When an analyst or manager has a sizeable capital stake, their behaviour will differ significantly to your typical financial salesman. Hugh Hendry, a UK absolute return fund manager of “I would recommend you panic” fame, calls this the “pencil in the back”.
- Increase basic financial literacy of the wider population – practical finance should be an integral part of all school curricula, so concepts like compound interest and opportunity cost are widely understood.
- Eliminate non-performance asset based fees for active fund managers. Only Index ETF’s/passive managed funds should be allowed to charge such a fee, based on administration costs.
- Active fund managers should disclose and justify appropriate benchmarks, based on a Required Rate of Return (RRR). They should be free to set whatever fee they like above the lower watermark, but may not charge any administration or performance fee below that threshold.
- Introduce a capitalisation floor , whereby the core team of analysts and managers, in aggregate, must own a minimum amount of Funds/Assets under management (I would suggest 5% as a minimum).
- Introduce cross ownership rules in financial industry. Banks cannot own wealth management arms, which cannot own superannuation funds and so on.

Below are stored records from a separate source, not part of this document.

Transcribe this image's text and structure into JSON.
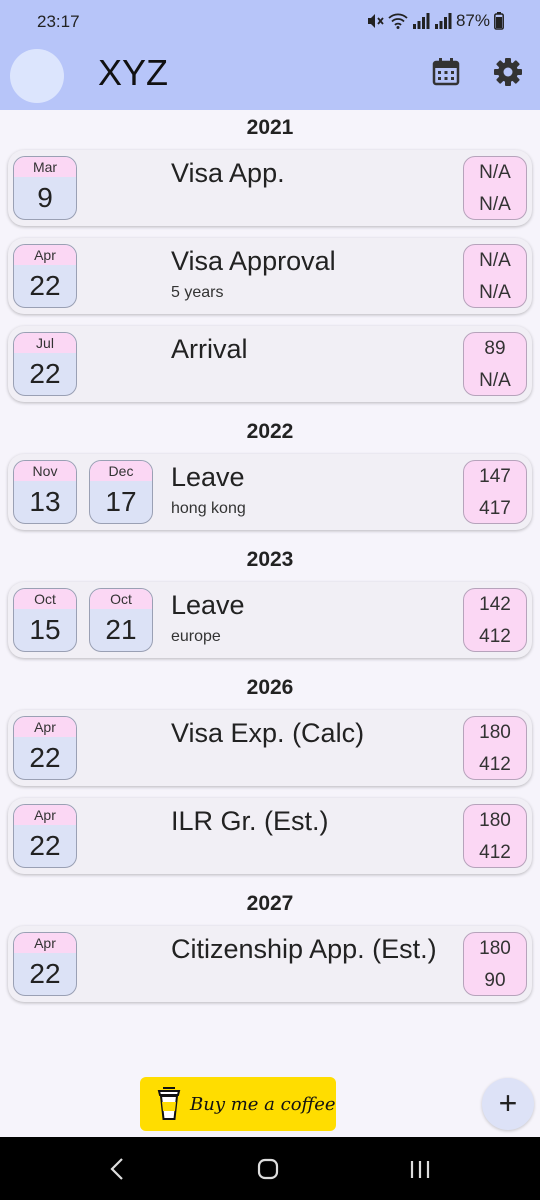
{
  "status": {
    "time": "23:17",
    "battery": "87%"
  },
  "app": {
    "title": "XYZ"
  },
  "icons": {
    "calendar": "calendar-icon",
    "settings": "gear-icon",
    "add": "plus-icon",
    "coffee": "coffee-cup-icon"
  },
  "colors": {
    "appbar": "#B7C5F9",
    "month_header": "#FBD7F4",
    "day_area": "#DCE2F6",
    "coffee": "#FFDD00"
  },
  "groups": [
    {
      "year": "2021",
      "events": [
        {
          "dates": [
            {
              "month": "Mar",
              "day": "9"
            }
          ],
          "title": "Visa App.",
          "subtitle": "",
          "top": "N/A",
          "bottom": "N/A"
        },
        {
          "dates": [
            {
              "month": "Apr",
              "day": "22"
            }
          ],
          "title": "Visa Approval",
          "subtitle": "5 years",
          "top": "N/A",
          "bottom": "N/A"
        },
        {
          "dates": [
            {
              "month": "Jul",
              "day": "22"
            }
          ],
          "title": "Arrival",
          "subtitle": "",
          "top": "89",
          "bottom": "N/A"
        }
      ]
    },
    {
      "year": "2022",
      "events": [
        {
          "dates": [
            {
              "month": "Nov",
              "day": "13"
            },
            {
              "month": "Dec",
              "day": "17"
            }
          ],
          "title": "Leave",
          "subtitle": "hong kong",
          "top": "147",
          "bottom": "417"
        }
      ]
    },
    {
      "year": "2023",
      "events": [
        {
          "dates": [
            {
              "month": "Oct",
              "day": "15"
            },
            {
              "month": "Oct",
              "day": "21"
            }
          ],
          "title": "Leave",
          "subtitle": "europe",
          "top": "142",
          "bottom": "412"
        }
      ]
    },
    {
      "year": "2026",
      "events": [
        {
          "dates": [
            {
              "month": "Apr",
              "day": "22"
            }
          ],
          "title": "Visa Exp. (Calc)",
          "subtitle": "",
          "top": "180",
          "bottom": "412"
        },
        {
          "dates": [
            {
              "month": "Apr",
              "day": "22"
            }
          ],
          "title": "ILR Gr. (Est.)",
          "subtitle": "",
          "top": "180",
          "bottom": "412"
        }
      ]
    },
    {
      "year": "2027",
      "events": [
        {
          "dates": [
            {
              "month": "Apr",
              "day": "22"
            }
          ],
          "title": "Citizenship App. (Est.)",
          "subtitle": "",
          "top": "180",
          "bottom": "90"
        }
      ]
    }
  ],
  "coffee": {
    "label": "Buy me a coffee"
  },
  "fab": {
    "label": "+"
  }
}
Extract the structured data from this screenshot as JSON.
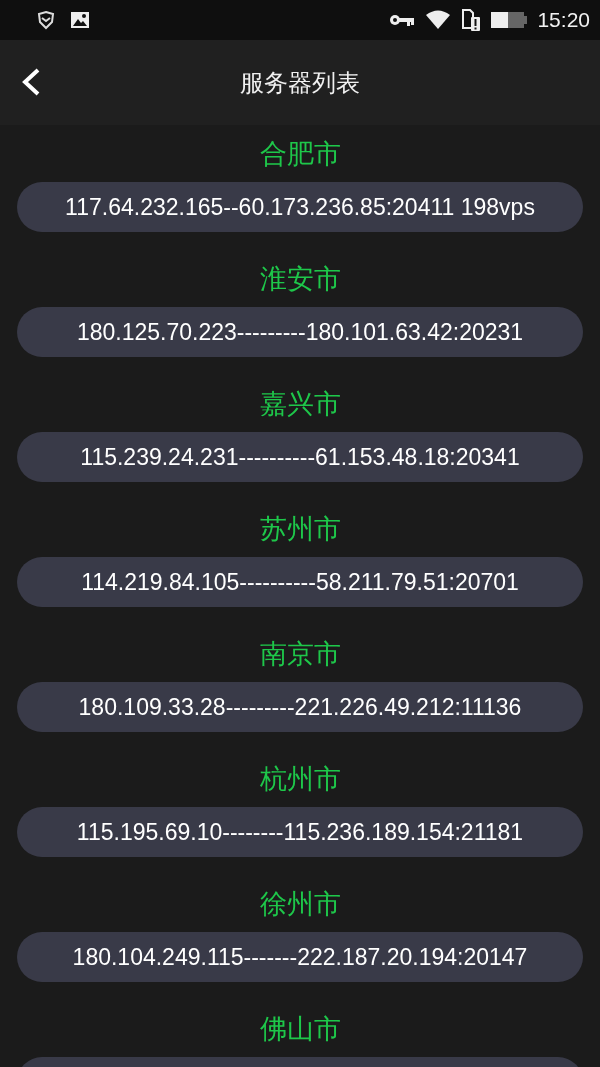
{
  "status_bar": {
    "time": "15:20"
  },
  "header": {
    "title": "服务器列表"
  },
  "servers": [
    {
      "city": "合肥市",
      "address": "117.64.232.165--60.173.236.85:20411 198vps"
    },
    {
      "city": "淮安市",
      "address": "180.125.70.223---------180.101.63.42:20231"
    },
    {
      "city": "嘉兴市",
      "address": "115.239.24.231----------61.153.48.18:20341"
    },
    {
      "city": "苏州市",
      "address": "114.219.84.105----------58.211.79.51:20701"
    },
    {
      "city": "南京市",
      "address": "180.109.33.28---------221.226.49.212:11136"
    },
    {
      "city": "杭州市",
      "address": "115.195.69.10--------115.236.189.154:21181"
    },
    {
      "city": "徐州市",
      "address": "180.104.249.115-------222.187.20.194:20147"
    },
    {
      "city": "佛山市"
    }
  ]
}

Our funds management industry may be broke, but it doesn’t mean we can’t suggest possible solutions. Even if we are just wailing at a wall. As regular commenter BB has pointed out this is probably just an academic debate, and like my Research Bonds idea, these reforms will probably never be enacted or considered. I will probably cop a lot of flack from professionals within the industry and my former financial planner colleagues for writing this article. But the reasons above are the raison d’etre for the creation of our investment company.